Объяснять два раза не требовалось. Кирпич кивнул головой. Что и говорить, соображать он мог мгновенно.
— А на будущее будем иметь в виду недопоставки, — улыбнулся Козырин и протянул руку.
На том и расстались.
Уже выйдя из особняка, в ограде, один из мужиков остановился, оглядел строение и с завистью высказался:
— Рай, да и только!
Через открытое окно Козырин услышал негромко сказанные слова и поразился совпадению. Точно так же в последнюю их встречу говорила Надежда. И все допытывалась:
— А дальше что, Петя?
Он отшучивался:
— Будем жить в раю.
Она замолчала и больше ничего не спрашивала, но была в тот раз тихой и более грустной, чем обычно, и, когда они расставались, неожиданно заплакала. Козырин поморщился и постарался побыстрее отвезти ее на вокзал, чтобы посадить в поезд.
Теперь слова, сказанные шабашником, заставили снова вспомнить о Надежде, о том, что она уже давно не звонила. «Не стряслось ли чего?» — всерьез забеспокоился Козырин.
В тот же день он позвонил в облпотребсоюз, но в отделе, где работала Надежда, ему ответили, что она уволилась. Козырин срочно поехал в город.
За долгую дорогу он успел о многом передумать И чем больше думал, чем чаще вспоминал Надежду, тем сильнее гнал машину по пустому ночному шоссе Утром, когда стало светать, усталый и измученный, въехал в город. Впереди, на высоких бетонных столбах, мигало электрическое табло Небольшие, яркие лампочки, сливаясь в цифры, показывали температуру воздуха, московское время и число. 13 июля — машинально отметил Козырин, проехал мимо высоких бетонных столбов, вписался в густой утренний поток транспорта, внимательно следя за дорогой, а сам, не переставая, повторял: «Тринадцатое июля. Что за чертовщина?» В этом числе был какой-то смысл. А-а! День рождения Надежды! Точно. В прошлом году они отмечали его вместе, в Крутоярове, и она еще смеялась, что жизнь у нее будет несчастной, раз родилась тринадцатого.
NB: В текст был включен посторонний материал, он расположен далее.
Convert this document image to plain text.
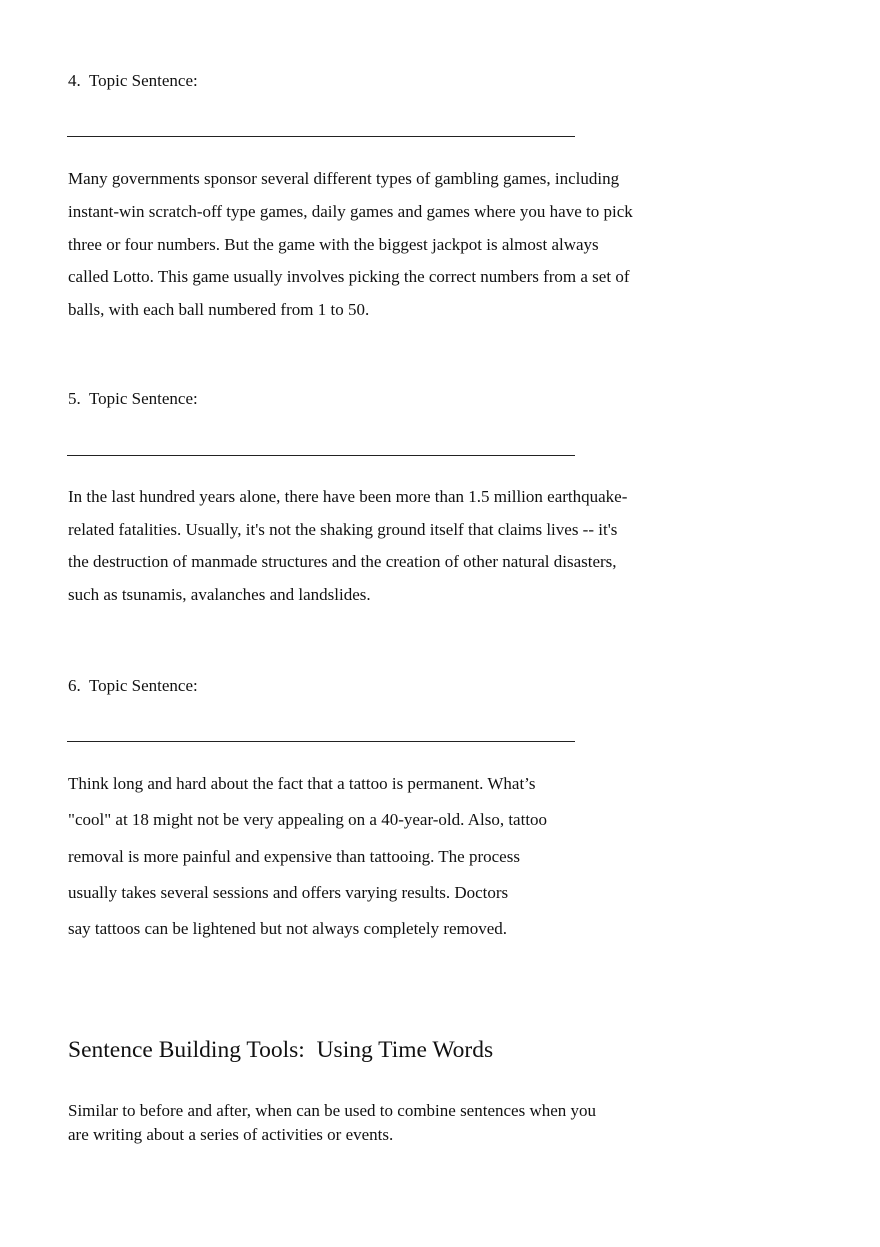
4.  Topic Sentence:
Many governments sponsor several different types of gambling games, including
instant-win scratch-off type games, daily games and games where you have to pick
three or four numbers. But the game with the biggest jackpot is almost always
called Lotto. This game usually involves picking the correct numbers from a set of
balls, with each ball numbered from 1 to 50.
5.  Topic Sentence:
In the last hundred years alone, there have been more than 1.5 million earthquake-
related fatalities. Usually, it's not the shaking ground itself that claims lives -- it's
the destruction of manmade structures and the creation of other natural disasters,
such as tsunamis, avalanches and landslides.
6.  Topic Sentence:
Think long and hard about the fact that a tattoo is permanent. What’s
"cool" at 18 might not be very appealing on a 40-year-old. Also, tattoo
removal is more painful and expensive than tattooing. The process
usually takes several sessions and offers varying results. Doctors
say tattoos can be lightened but not always completely removed.
Sentence Building Tools:  Using Time Words
Similar to before and after, when can be used to combine sentences when you
are writing about a series of activities or events.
Козырин не узнавал самого себя. Бросил работу, ночью гнал машину по пустому шоссе в город, и ему почему-то неловко, как ни пытается он сбить эту неловкость, что о Надежде, о ее дне рождения вспомнил случайно. И еще была тревога за нее. Последний раз Козырин тревожился за больную мать и даже не предполагал, что будет беспокоиться еще за какого-то человека.
Старый зеленый дом с причудливой резьбой на карнизе и наличниках, оставшийся одним-одинешеньким среди многоэтажных громад в самом центре города, найти оказалось нетрудно. Он был как тонущий островок среди каменного моря. За все — время знакомства с Надеждой Козырин никогда здесь не был — они встречались в гостинице. И даже не знал, с кем она тут живет. Он, оказывается, вообще ничего о ней не знал.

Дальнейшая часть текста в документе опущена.